Concerns about accidents and the Great British weather mean just 9% of Brits cycle to work, according to Ribble Cycles.

Released on National Cycle to Work Day, the YouGov poll of more than 1,000 workers found that cycling the commute is lowest among 18-24 year olds, with just 2% taking to the wheel. But overall, men (13%) are more than twice as likely to cycle to work than women (5%).

Distance between the office and their home was the top reason for not cycling to work (42%), while one in five blamed changeable British weather (20%). A lack of cycle lanes was a big factor for 16% of respondents.

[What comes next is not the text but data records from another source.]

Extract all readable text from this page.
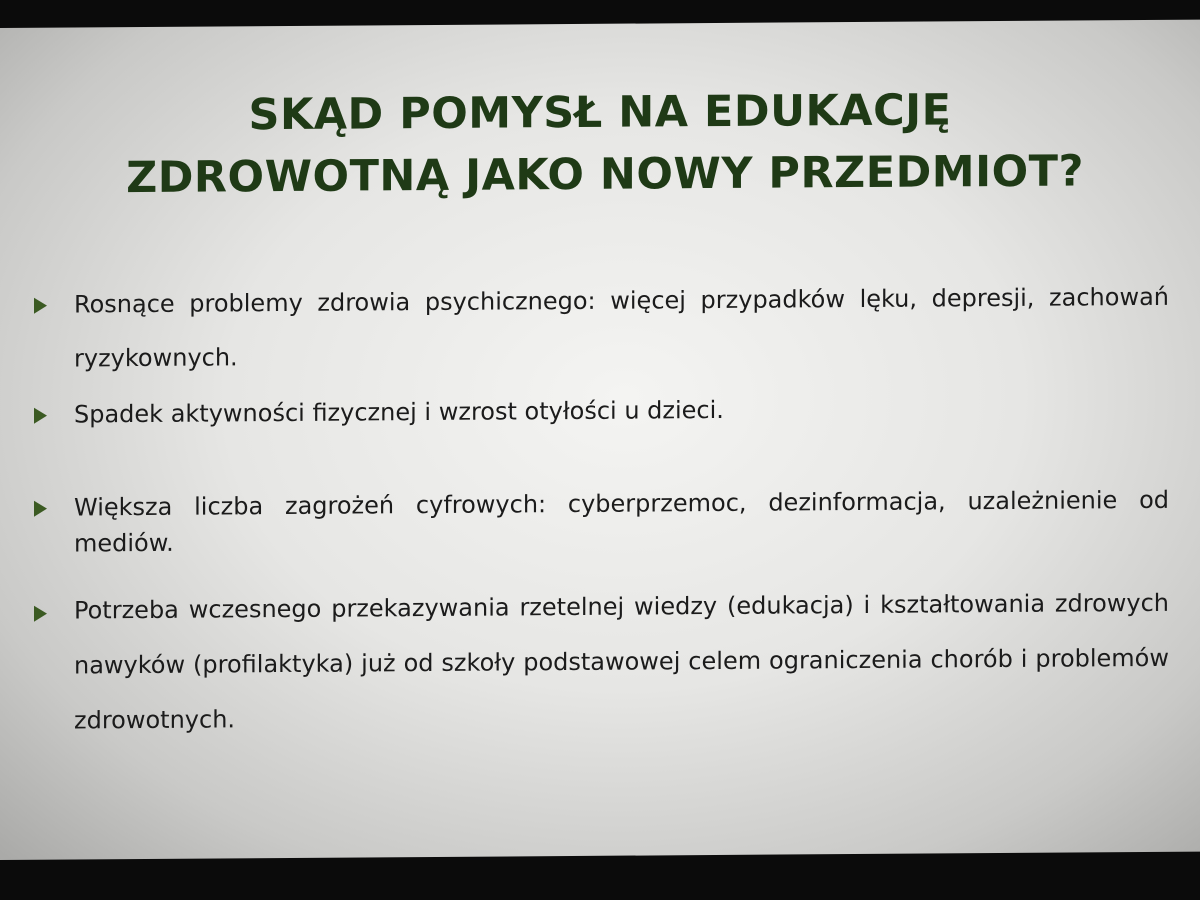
SKĄD POMYSŁ NA EDUKACJĘ
ZDROWOTNĄ JAKO NOWY PRZEDMIOT?
Rosnące problemy zdrowia psychicznego: więcej przypadków lęku, depresji, zachowań ryzykownych.
Spadek aktywności fizycznej i wzrost otyłości u dzieci.
Większa liczba zagrożeń cyfrowych: cyberprzemoc, dezinformacja, uzależnienie od mediów.
Potrzeba wczesnego przekazywania rzetelnej wiedzy (edukacja) i kształtowania zdrowych nawyków (profilaktyka) już od szkoły podstawowej celem ograniczenia chorób i problemów zdrowotnych.
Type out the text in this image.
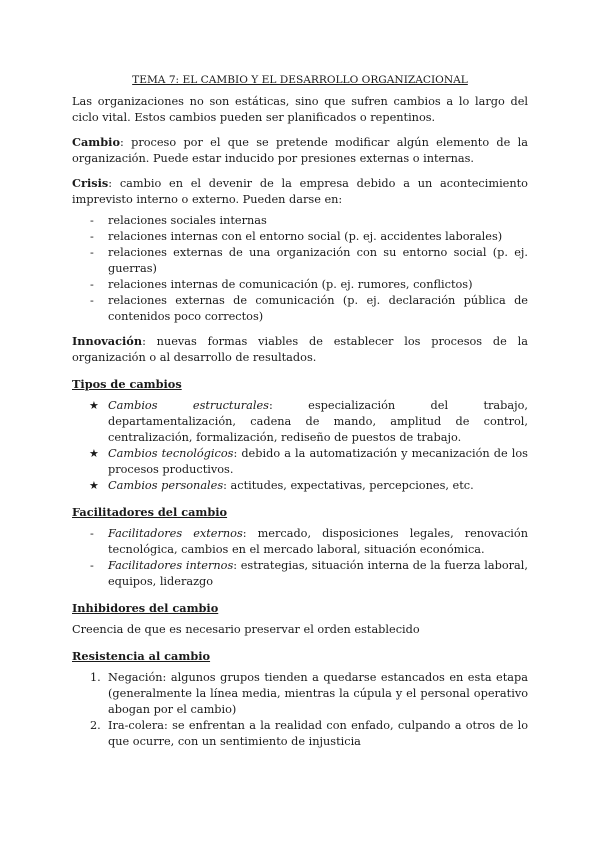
TEMA 7: EL CAMBIO Y EL DESARROLLO ORGANIZACIONAL

Las organizaciones no son estáticas, sino que sufren cambios a lo largo del ciclo vital. Estos cambios pueden ser planificados o repentinos.

Cambio: proceso por el que se pretende modificar algún elemento de la organización. Puede estar inducido por presiones externas o internas.

Crisis: cambio en el devenir de la empresa debido a un acontecimiento imprevisto interno o externo. Pueden darse en:

- relaciones sociales internas
- relaciones internas con el entorno social (p. ej. accidentes laborales)
- relaciones externas de una organización con su entorno social (p. ej. guerras)
- relaciones internas de comunicación (p. ej. rumores, conflictos)
- relaciones externas de comunicación (p. ej. declaración pública de contenidos poco correctos)

Innovación: nuevas formas viables de establecer los procesos de la organización o al desarrollo de resultados.

Tipos de cambios
★ Cambios estructurales: especialización del trabajo, departamentalización, cadena de mando, amplitud de control, centralización, formalización, rediseño de puestos de trabajo.
★ Cambios tecnológicos: debido a la automatización y mecanización de los procesos productivos.
★ Cambios personales: actitudes, expectativas, percepciones, etc.
Facilitadores del cambio
- Facilitadores externos: mercado, disposiciones legales, renovación tecnológica, cambios en el mercado laboral, situación económica.
- Facilitadores internos: estrategias, situación interna de la fuerza laboral, equipos, liderazgo
Inhibidores del cambio

Creencia de que es necesario preservar el orden establecido

Resistencia al cambio
1. Negación: algunos grupos tienden a quedarse estancados en esta etapa (generalmente la línea media, mientras la cúpula y el personal operativo abogan por el cambio)
2. Ira-colera: se enfrentan a la realidad con enfado, culpando a otros de lo que ocurre, con un sentimiento de injusticia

Interestingly, a quarter of those who don't cycle also highlighted a lack of confidence in their cycling abilities. Again, men (36%) were more than twice as likely than women (15%) to have confidence in their ability.

Over a quarter (26%) said they were worried about having an accident while on their bike, with Londoners, unsurprisingly, the most concerned (39%).

Of those who do cycle to work, 83% said they've experienced health and fitness benefits and 61% reported lower transport costs.

Matthew Lawson, chief marketing officer at Ribble Cycles, said: "It seems Britain is getting left behind when it comes to the cycling revolution. While residents of European capitals, such as Amsterdam and Copenhagen, have fully embraced travelling on two wheels, but from our results, 17% of cyclists in our capital don't currently cycle to work as there aren't enough cycle lanes on their route.

"There are many schemes out there aimed at helping people build their cycling confidence, and with the introduction of more cycling lanes and cycling superhighways within our key cities, hopefully this will make cycling a more accessible commuter option, helping to dramatically reduce city pollution and congestion."